Property
Property Sector - 1QCY25 Earnings Review: Optimistic Outlook Amid Mixed Results
Fri, 06-Jun-2025 07:05 am
by Research Team • Apex Research

  • Overall results were mixed, with only AME’s CNP coming in within expectations. MATRIX and SKYWLD outperformed, while LAGENDA underperformed. 

  • We expect flattish to marginal qoq earnings growth in the upcoming quarter, supported by higher unbilled sales and a steady pipeline of project launches throughout the year.

  • We upgrade our sector view from NEUTRAL to OVERWEIGHT on the property sector. We reiterate our BUY calls on AME (TP: RM1.92) and LAGENDA (TP: RM1.53), while upgrading MATRIX from HOLD to BUY with a revised target price of RM1.53 (from RM1.35). Meanwhile, we maintain a HOLD call on SKYWLD (TP: RM0.47) for now, pending clearer visibility on its sales recovery and earnings momentum.

 

Review. The property sector remained resilient in 1QCY25, with the four companies under our coverage delivering mixed results. MATRIX and SKYWLD exceeded expectations, driven by stronger revenue recognition from ongoing projects and cost savings from completed developments. AME met expectations with stable performance, while LAGENDA slightly underperformed once again, due to slower construction progress, higher finance costs and cost overrun from completed project.

 

QoQ. In 1QCY25, four property companies under our coverage delivered an aggregate marginal qoq increase of 3.3% in core net profit (CNP), primarily driven by positive contributions from LAGENDA and SKYWLD. The improvement was supported by higher revenue recognition from ongoing projects, the absence of major one-off expenses that impacted the prior quarter, and cost savings following project completions.

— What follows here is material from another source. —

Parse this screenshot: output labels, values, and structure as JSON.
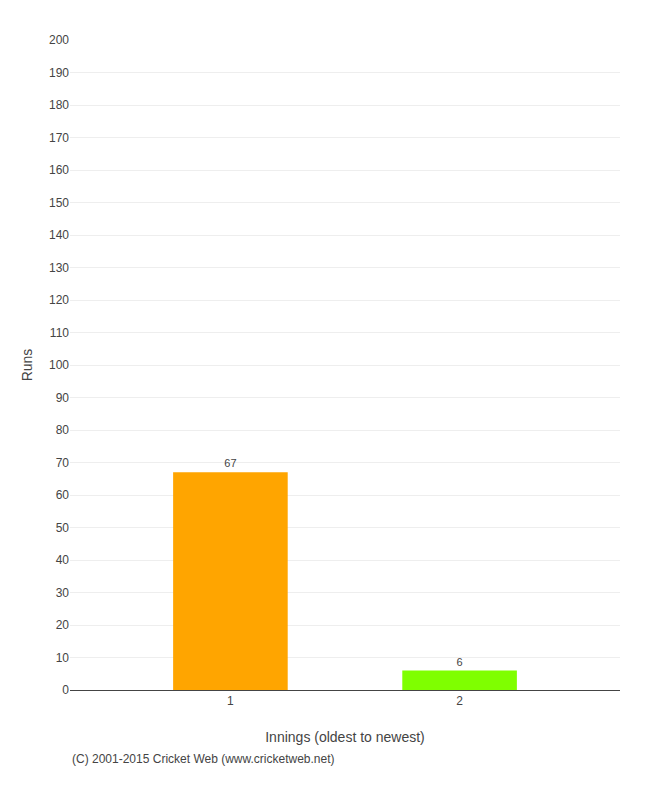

Conversely, MATRIX experienced decline in CNP, impacted by increased operating expenses, while AME reported flat earnings qoq.

 

YoY. On a year-on-year (yoy) basis, aggregate CNP declined 14.6%, with AME being the sole contributor to growth at 37.7%. AME’s CNP improved on accelerated construction progress and higher rental income. The gains were insufficient to offset earnings contraction from SKYWLD and MATRIX. SKYWLD’s earnings contracted due to the absence of contributions from completed projects, while MATRIX was weighed down by higher operating expenses and higher finance costs stemming from its MVV land acquisition. Meanwhile, LAGENDA’s CNP remained flat yoy. 

 

Outlook. We expect all companies under our coverage to report flattish to marginal qoq earnings growth in the upcoming quarter. Despite greater revenue recognition from new launches, these gains are likely to erode by higher financing costs linked to pipeline expansion. AME, MATRIX, and LAGENDA will benefit from strong unbilled sales, enhancing earnings visibility. Meanwhile, SKYWLD is anticipated to see marginal gains in the early stages of new launches, partly offsetting the revenue decline from completed projects.

 

The property market remains saturated with mid-range products, leading to a buildup of overhang inventory. However, our coverage is focused mainly on landed homes, affordable housing, and industrial properties - segments that continue to enjoy strong demand. The strategic positioning places our covered developers in a favourable position. Furthermore, rising housing demand beyond Kuala Lumpur, driven by industrial growth in Johor and Penang, presents additional opportunities. Several companies under our coverage have expanded into these high-growth regions to capitalise on the spillover effect, supporting a positive outlook for the property sector.

 

Valuation & Recommendation. Under the recent earnings season, we have upgraded MATRIX to BUY (TP:RM1.53) from HOLD as we are more confident of the Group’s outlook following the maiden launch within the Malaysia Vision Valley. All in all, we upgrade our sector view from NEUTRAL to OVERWEIGHT on the Property sector as we see stronger earnings visibility, resilient demand in key segments, and sustained momentum in project launches. Our top pick for the sector is LAGENDA (TP: RM1.53), supported by strong demand for affordable housing and attractive dividend yield of c.6% for FY25F-FY26F.